Normally one wants to run Logstash continuously (the only good exception would be if you're using Logstash for batch processing, something it's not geared towards) and then running it as a service is the obvious choice.

We would like to manage 3 environments, one for each dev, qa, prod. Each of these environment will have 2 config files, fetching data from 2 different data sources and feeding it to elasticsearch. We were thinking of running 3 different logstash processes, one for each environment. Does it sound like a good approach?

Three environments of what, an application? Or the log processing pipeline? In the former case I probably wouldn't bother with separate Logstash instances, but it depends on the circumstances. How closely tied is the application and Logstash? Will you ever have dependencies between the two?

With above step, we would like to use scheduler that can be configured in logstash config file instead of using crontab or any other scheduler. Does the scheduler config ensure that new data gets fed into elasticsearch periodically?

Yes.

Normally one wants to run Logstash continuously (the only good exception would be if you're using Logstash for batch processing, something it's not geared towards) and then running it as a service is the obvious choice.

We are not using Logstash for batch processing. At the same time we would want Logstash to process records that are added to database (postgresql and microsoft sql) periodically and update Elasticsearch with the delta. Hence, we would like to use "schedule" in the config files and place those config files in conf.d folder so that they get processed for latest updates to db. Can this be achieved by running elasticsearch as a service?

Three environments of what, an application? Or the log processing pipeline? In the former case I probably wouldn't bother with separate Logstash instances, but it depends on the circumstances. How closely tied is the application and Logstash? Will you ever have dependencies between the two?

Three environments (dev, qa, prod) of database (postgresql and microsoft sql) that gets fed into Elasticsearch (same set of indexes for above three environments) using Logstash. The Elasticsearch indexes are used by an application running in dev,qa and prod. So, there's an indirect dependency between the two as in if Logstash process doesn't feed Elasticsearch on timely basis then application will not show updated changes in the underlying databases. Please recommend an approach for handling this use case.
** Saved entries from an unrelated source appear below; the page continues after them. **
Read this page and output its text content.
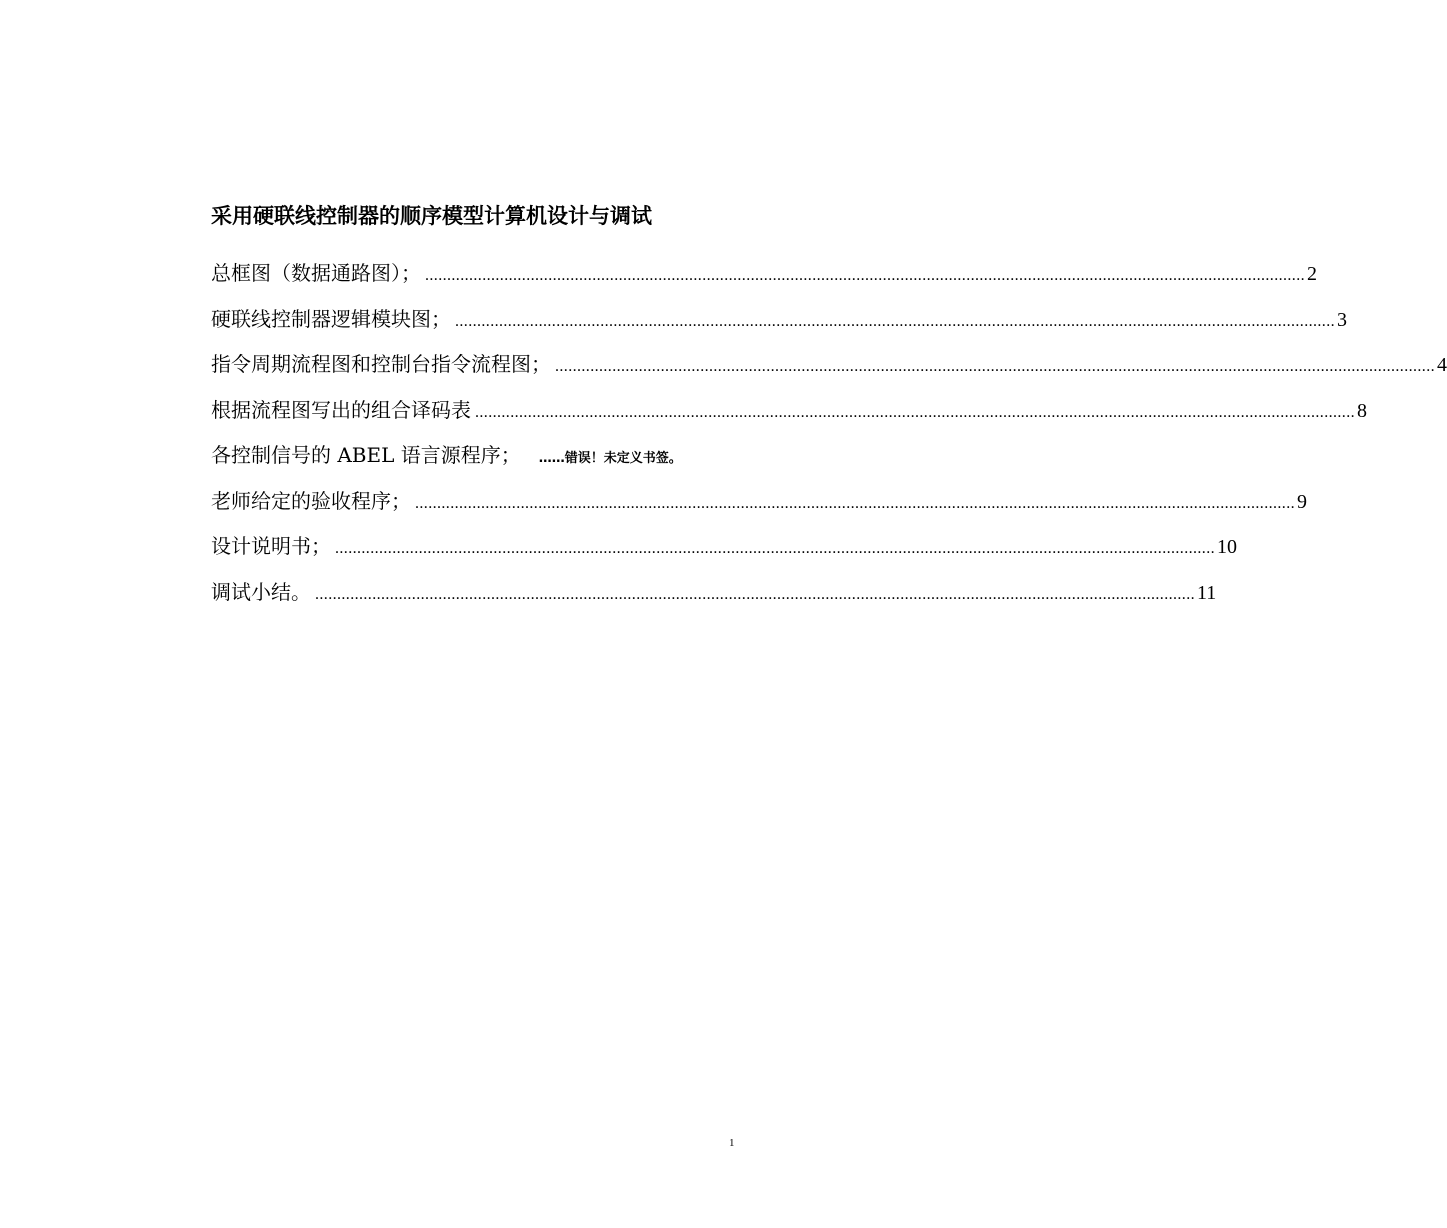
采用硬联线控制器的顺序模型计算机设计与调试
总框图（数据通路图）； ........................................................................................................................................................................................................ 2
硬联线控制器逻辑模块图； ........................................................................................................................................................................................................ 3
指令周期流程图和控制台指令流程图； ........................................................................................................................................................................................................ 4
根据流程图写出的组合译码表 ........................................................................................................................................................................................................ 8
各控制信号的 ABEL 语言源程序； ……错误！未定义书签。
老师给定的验收程序； ........................................................................................................................................................................................................ 9
设计说明书； ........................................................................................................................................................................................................ 10
调试小结。 ........................................................................................................................................................................................................ 11
1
Hence, we would like to use "schedule" in the config files and place those config files in conf.d folder so that they get processed for latest updates to db. Can this be achieved by running elasticsearch as a service?

You mean Logstash? Yes.

Three environments (dev, qa, prod) of database (postgresql and microsoft sql) that gets fed into Elasticsearch (same set of indexes for above three environments) using Logstash. The Elasticsearch indexes are used by an application running in dev,qa and prod. So, there's an indirect dependency between the two as in if Logstash process doesn't feed Elasticsearch on timely basis then application will not show updated changes in the underlying databases. Please recommend an approach for handling this use case.

You can go either way. Running separate Logstash instances would separate the environments more but at the cost of increased complexity. Since you'll still be able to have unique Logstash configurations for each environment it's not clear what the benefits of separate instances would be.

This topic was automatically closed 28 days after the last reply. New replies are no longer allowed.